И не надо мне про хитрые подходцы западной журналистики, про скрытое навязывание мнений и стереотипов – молчи, то знаю я сама. И крыса мне та не кума, и служим мы разным богам. Точнее – странам. А у каждой своя миссия. И партнёры мы – да! – заклятые. Но на том мiр и стоит от веку, и, Бог даст- во веки веков. Аминь.
И если есть разумная профессиональная технология, за коим лядом я буду с сохой пыжиться? А так да – Примаков наш всю жизнь до старости «журналистом» числился. Лишь к старости в киссинджеры пошёл.
Вообщем-то и журналистику фактов заменяют постепенно мои родные ИКТ. Писала в отчете по CeBIT2013 и про проет, SalesForce.com, TrendMiner, Arcomem и т.д. . Было и в 2014м интересное, особенно полицейская система Германии. Жаль – в этом, да еще на Китай, не смогу поехать, а те сотрудники, что посетят – иное ищут.
Вернусь к себе. Скучно мне читать аналитЭгов типа илларионова/белковского и пр. граневцев-каспаровцев. Слов тонны – смысл по диагонали в две фразы можно уложить. И то первая будет вводная.
Сама же писать пишу так, чтоб было доходчивей. Образней – лучше один раз увидеть. Да и впечатывается лучше, надёжнее.
Ну и – нам не дано предугадать, как наше слово отзовётся. И нам сочувствие даётся – как нам даётся благодать.
Господь с Вами, почему ж по «барабану»? Я ведь не на эшафоте стою, когда всё сказанное – между тобой и Им. Мне интересны мнения людей.

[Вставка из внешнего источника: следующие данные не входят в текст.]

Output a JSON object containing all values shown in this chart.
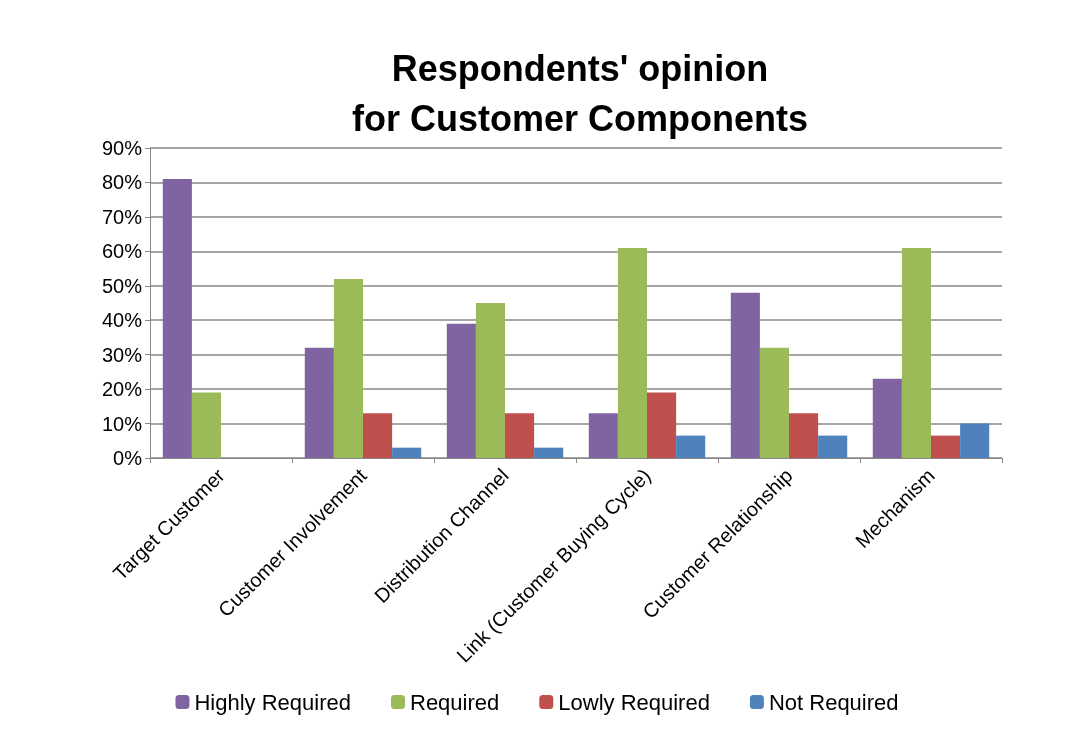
{
  "chart_data": {
    "type": "bar",
    "title": "Respondents' opinion\nfor Customer Components",
    "categories": [
      "Target Customer",
      "Customer Involvement",
      "Distribution Channel",
      "Link (Customer Buying Cycle)",
      "Customer Relationship",
      "Mechanism"
    ],
    "series": [
      {
        "name": "Highly Required",
        "color": "#8064a2",
        "values": [
          81,
          32,
          39,
          13,
          48,
          23
        ]
      },
      {
        "name": "Required",
        "color": "#9bbb59",
        "values": [
          19,
          52,
          45,
          61,
          32,
          61
        ]
      },
      {
        "name": "Lowly Required",
        "color": "#c0504d",
        "values": [
          0,
          13,
          13,
          19,
          13,
          6.5
        ]
      },
      {
        "name": "Not Required",
        "color": "#4f81bd",
        "values": [
          0,
          3,
          3,
          6.5,
          6.5,
          10
        ]
      }
    ],
    "ylim": [
      0,
      90
    ],
    "yticks": [
      {
        "value": 0,
        "label": "0%"
      },
      {
        "value": 10,
        "label": "10%"
      },
      {
        "value": 20,
        "label": "20%"
      },
      {
        "value": 30,
        "label": "30%"
      },
      {
        "value": 40,
        "label": "40%"
      },
      {
        "value": 50,
        "label": "50%"
      },
      {
        "value": 60,
        "label": "60%"
      },
      {
        "value": 70,
        "label": "70%"
      },
      {
        "value": 80,
        "label": "80%"
      },
      {
        "value": 90,
        "label": "90%"
      }
    ],
    "grid": "y",
    "legend": "bottom"
  }
}
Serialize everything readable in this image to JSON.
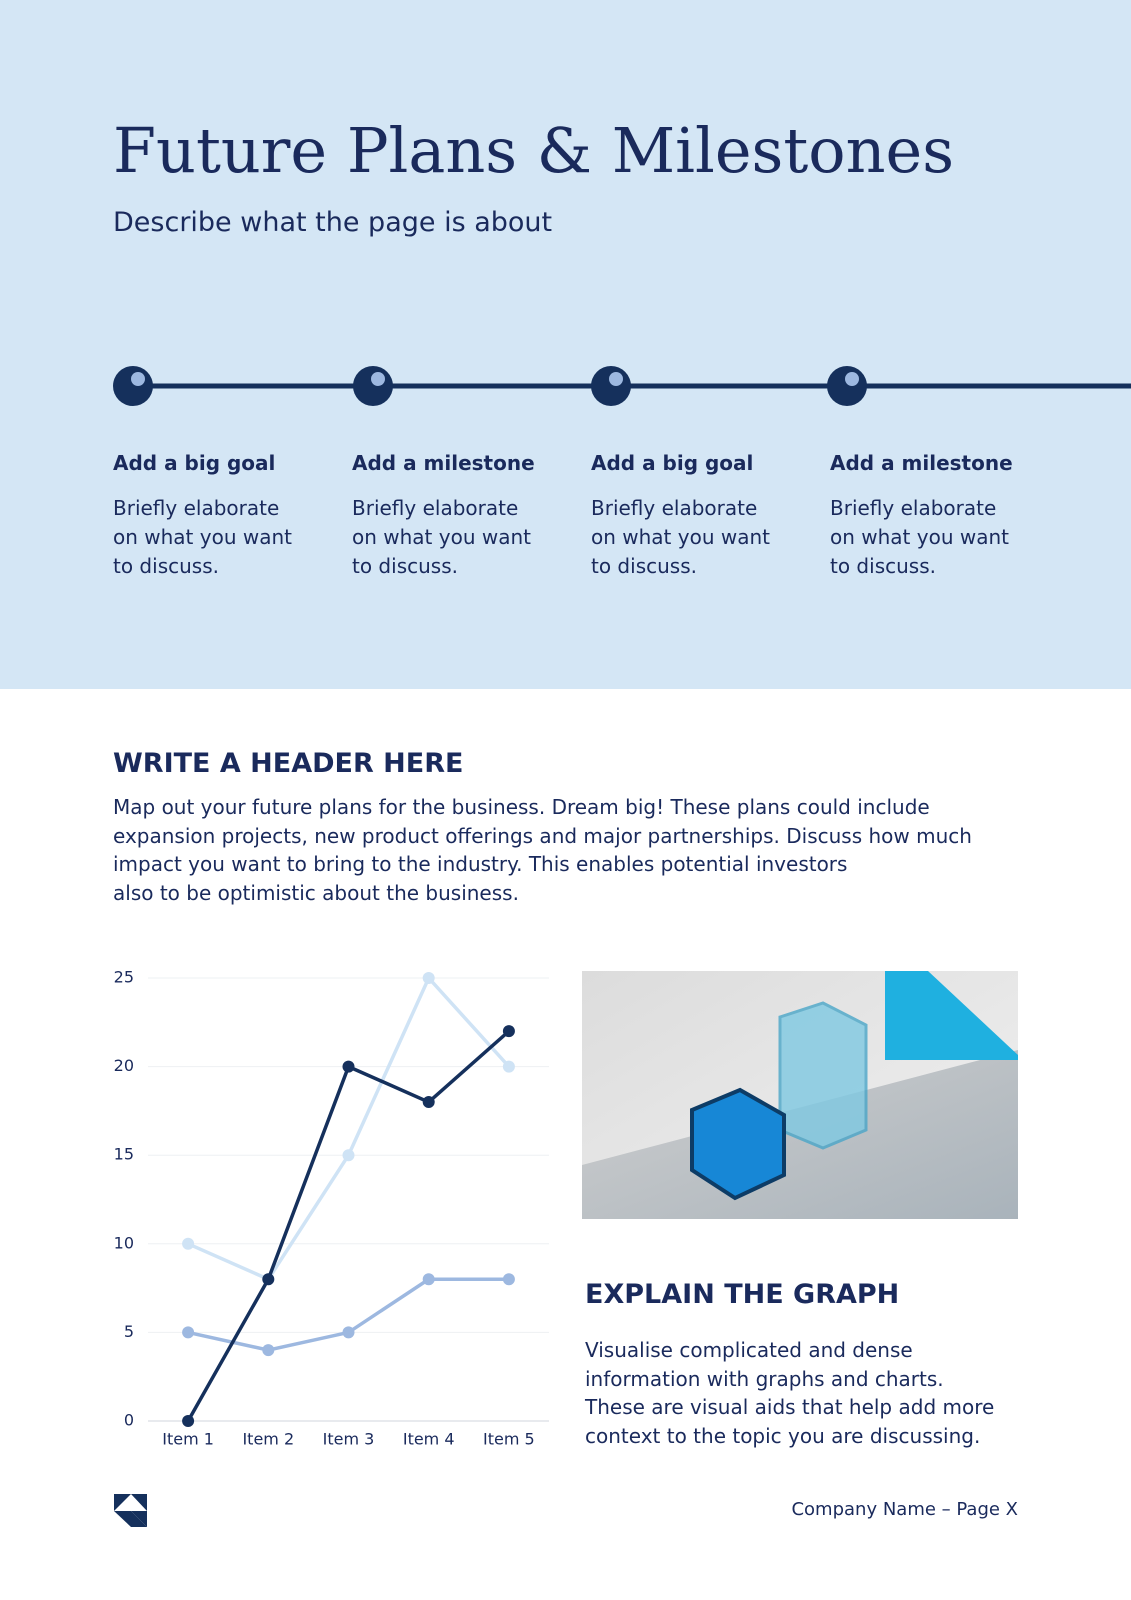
{
  "header": {
    "title": "Future Plans & Milestones",
    "subtitle": "Describe what the page is about"
  },
  "milestones": [
    {
      "title": "Add a big goal",
      "text": [
        "Briefly elaborate",
        "on what you want",
        "to discuss."
      ]
    },
    {
      "title": "Add a milestone",
      "text": [
        "Briefly elaborate",
        "on what you want",
        "to discuss."
      ]
    },
    {
      "title": "Add a big goal",
      "text": [
        "Briefly elaborate",
        "on what you want",
        "to discuss."
      ]
    },
    {
      "title": "Add a milestone",
      "text": [
        "Briefly elaborate",
        "on what you want",
        "to discuss."
      ]
    }
  ],
  "section": {
    "title": "WRITE A HEADER HERE",
    "text": [
      "Map out your future plans for the business. Dream big! These plans could include",
      "expansion projects, new product offerings and major partnerships. Discuss how much",
      "impact you want to bring to the industry. This enables potential investors",
      "also to be optimistic about the business."
    ]
  },
  "chart_data": {
    "type": "line",
    "categories": [
      "Item 1",
      "Item 2",
      "Item 3",
      "Item 4",
      "Item 5"
    ],
    "series": [
      {
        "color": "#cfe3f5",
        "values": [
          10,
          8,
          15,
          25,
          20
        ]
      },
      {
        "color": "#9db8e0",
        "values": [
          5,
          4,
          5,
          8,
          8
        ]
      },
      {
        "color": "#15305c",
        "values": [
          0,
          8,
          20,
          18,
          22
        ]
      }
    ],
    "ylim": [
      0,
      25
    ],
    "yticks": [
      0,
      5,
      10,
      15,
      20,
      25
    ],
    "grid": true
  },
  "explain": {
    "title": "EXPLAIN THE GRAPH",
    "text": [
      "Visualise complicated and dense",
      "information with graphs and charts.",
      "These are visual aids that help add more",
      "context to the topic you are discussing."
    ]
  },
  "footer": {
    "text": "Company Name – Page X"
  }
}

Лежа на больничной койке в октябре, когда ноут был для меня слишком тяжёл, я сообразила, что и профессию такую – обслуживание – выбрала наверняка потому, что тянусь к людям, не самодостаточна, не смогу одиноко сидеть в башне и созерцать свой пуп. Ведь и чтение, наверно, оттуда же – это форма общения. Причем с умными ненавязчивыми людьми, которых отбираешь себе самостоятельно.
ОтветитьУдалитьТролли раздражают – да. Потому что для меня это обманщики, ворующие наше время общения, Бывает, человек себя не так выразил, слова не пришли, бывает - сама дура, не поняла, надо еще поработать над собой. Можно и нужно искать понимание, оно хрупко, но именно им достигается «роскошь человеческого общения». А ведь по сути ничего иного в жизни у нас и нет – «на себя что купить – всё износится» (с) «Повесть о Горе-Злочастии».
Я сейчас работаю над собой, выслушивая детей, и счастлива, что они находят время на долгие телефонные разговоры – это с их-то занятостью домом и работой. Раньше разговор шёл в одну сторону – от меня к ним. А они-таки выросли и стали интересными людьми. И я у них учусь.
Но тролли – воры. И когда я убеждаюсь, что это оно – злюсь, и вообще их надо зныщить, как говорят хохлы. Отсюда и моя резкость в некоторых случаях, создающая – неправильное! – представление о нежелании общаться.